Pennsylvania Superior Court Reverses Trial Court Determination That Sidewalk Defect is “Trivial”

The Pennsylvania Superior Court has reversed a trial court decision granting summary judgment for the defense in a sidewalk defect case, after determining that the trial court erroneously held as a matter of law that the defect in question was “trivial.” Reinoso v. Warminster Heritage concerned an accident at a shopping center in which the plaintiff tripped and fell on a raised piece of sidewalk, resulting in a broken left hand and fractured ribs. The plaintiff’s expert engineer/architect determined that there was a differnce of 5/8 of an inch between sidewalk sections in the area where the plaintiff fell. The trial court granted summary judgment for the defendant, based upon its determination that the sidewalk defect was “trivial” and was not “unreasonably unsafe.”

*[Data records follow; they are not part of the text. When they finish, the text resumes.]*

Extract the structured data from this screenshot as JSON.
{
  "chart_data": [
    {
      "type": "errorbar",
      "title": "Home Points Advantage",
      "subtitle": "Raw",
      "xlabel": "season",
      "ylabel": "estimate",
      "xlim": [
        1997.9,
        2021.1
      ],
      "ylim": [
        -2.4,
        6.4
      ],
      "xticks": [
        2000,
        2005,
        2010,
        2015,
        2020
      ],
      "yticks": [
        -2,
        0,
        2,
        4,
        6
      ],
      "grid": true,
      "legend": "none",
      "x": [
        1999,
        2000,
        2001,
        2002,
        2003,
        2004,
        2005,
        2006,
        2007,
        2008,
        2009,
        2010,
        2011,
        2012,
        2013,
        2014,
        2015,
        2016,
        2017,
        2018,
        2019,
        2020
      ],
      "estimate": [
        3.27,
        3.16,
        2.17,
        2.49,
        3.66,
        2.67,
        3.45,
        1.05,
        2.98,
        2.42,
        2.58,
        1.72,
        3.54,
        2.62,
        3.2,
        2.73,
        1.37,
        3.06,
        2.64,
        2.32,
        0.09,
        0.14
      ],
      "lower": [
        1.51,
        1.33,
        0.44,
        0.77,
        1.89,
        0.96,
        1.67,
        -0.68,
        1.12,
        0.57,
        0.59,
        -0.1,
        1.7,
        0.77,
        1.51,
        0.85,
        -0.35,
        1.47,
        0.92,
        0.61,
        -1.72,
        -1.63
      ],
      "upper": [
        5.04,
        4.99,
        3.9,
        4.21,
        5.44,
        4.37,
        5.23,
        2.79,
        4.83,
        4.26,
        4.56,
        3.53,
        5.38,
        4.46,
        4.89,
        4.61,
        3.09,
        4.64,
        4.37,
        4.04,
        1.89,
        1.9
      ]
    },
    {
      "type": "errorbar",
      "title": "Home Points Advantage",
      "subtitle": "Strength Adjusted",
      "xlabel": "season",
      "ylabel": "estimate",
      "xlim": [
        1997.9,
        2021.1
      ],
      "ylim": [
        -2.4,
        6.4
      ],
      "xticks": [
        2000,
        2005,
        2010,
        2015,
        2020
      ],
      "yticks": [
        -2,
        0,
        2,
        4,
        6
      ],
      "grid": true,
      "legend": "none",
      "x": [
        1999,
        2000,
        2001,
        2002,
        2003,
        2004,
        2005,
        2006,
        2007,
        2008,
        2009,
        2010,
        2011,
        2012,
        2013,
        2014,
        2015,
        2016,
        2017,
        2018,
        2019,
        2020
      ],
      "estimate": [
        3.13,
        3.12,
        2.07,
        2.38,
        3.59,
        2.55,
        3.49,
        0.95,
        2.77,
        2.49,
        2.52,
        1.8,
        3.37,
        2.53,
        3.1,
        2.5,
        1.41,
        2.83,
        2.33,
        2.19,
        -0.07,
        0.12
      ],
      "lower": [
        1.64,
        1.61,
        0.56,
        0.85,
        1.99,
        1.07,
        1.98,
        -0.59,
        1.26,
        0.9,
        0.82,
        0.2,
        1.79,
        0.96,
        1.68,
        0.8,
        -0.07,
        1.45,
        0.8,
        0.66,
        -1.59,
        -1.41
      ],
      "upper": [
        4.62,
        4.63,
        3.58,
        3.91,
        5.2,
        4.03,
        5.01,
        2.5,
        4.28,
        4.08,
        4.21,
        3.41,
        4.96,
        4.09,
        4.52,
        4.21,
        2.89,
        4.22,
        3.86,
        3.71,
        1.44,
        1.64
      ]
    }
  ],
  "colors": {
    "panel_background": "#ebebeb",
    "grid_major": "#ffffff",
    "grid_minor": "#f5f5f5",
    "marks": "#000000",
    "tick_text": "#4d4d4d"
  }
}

​The Superior Court began its analysis by noting that under Pennsylvania law, a landowner is under an affirmative duty to protect business visitors against both known dangers and dangers that might be discovered with reasonable care. While noting that the trial court correctly determined that the height difference between the sections of sidewalk was undisputed, the Court observed that the trial court’s opinion failed to consider several facts presented by the plaintiff. These included an expert opinion that the sidewalk defect was in excess of the 1/4 inch standard for a tripping hazard, as well as evidence that the defect violated several applicable codes and standards. In addition, the owner of the corporation maintaining the sidewalks testified at a deposition that he believed the defect to be a tripping hazard, and had brought the defect to the attention of the management company.

​The Court acknowledged that the Pennsylvania Supreme Court has held that some sidewalk defects may be so trivial that a court is bound to hold as a matter of law that it was not negligent to allow such defects to exist. However, as the Reinoso court emphasized, courts have held that the triviality of a defect is not determined by its precise measurements. Courts have also recognized that the question of whether a sidewalk defect is trivial should be submitted to a jury when there are genuine issues of material fact based on the surrounding circumstances.

​The Court found that in light of the heightened duty to the plaintiff as an invitee, expert testimony that the height differential exceeds safety standards, and the testimony of the maintenance company owner that he reported the defect as a tripping hazard, the plaintiff has presented sufficient evidence to establish genuine issues of material fact. The Court therefore reversed the trial court order granting summary judgment for the defendant and remanded the matter.

​As Reinoso reflects, it may quite challenging for Pennsylvania defendants to obtain summary judgment in sidewalk defect cases, even if the defect at issue is relatively insignificant. The determination of whether a sidewalk defect should give rise to liability under Pennsylvania law will rarely be clear-cut, but will often require a fact-intensive analysis. Even when sidewalk defects are minor, defending subsequent litigation may be far from simple.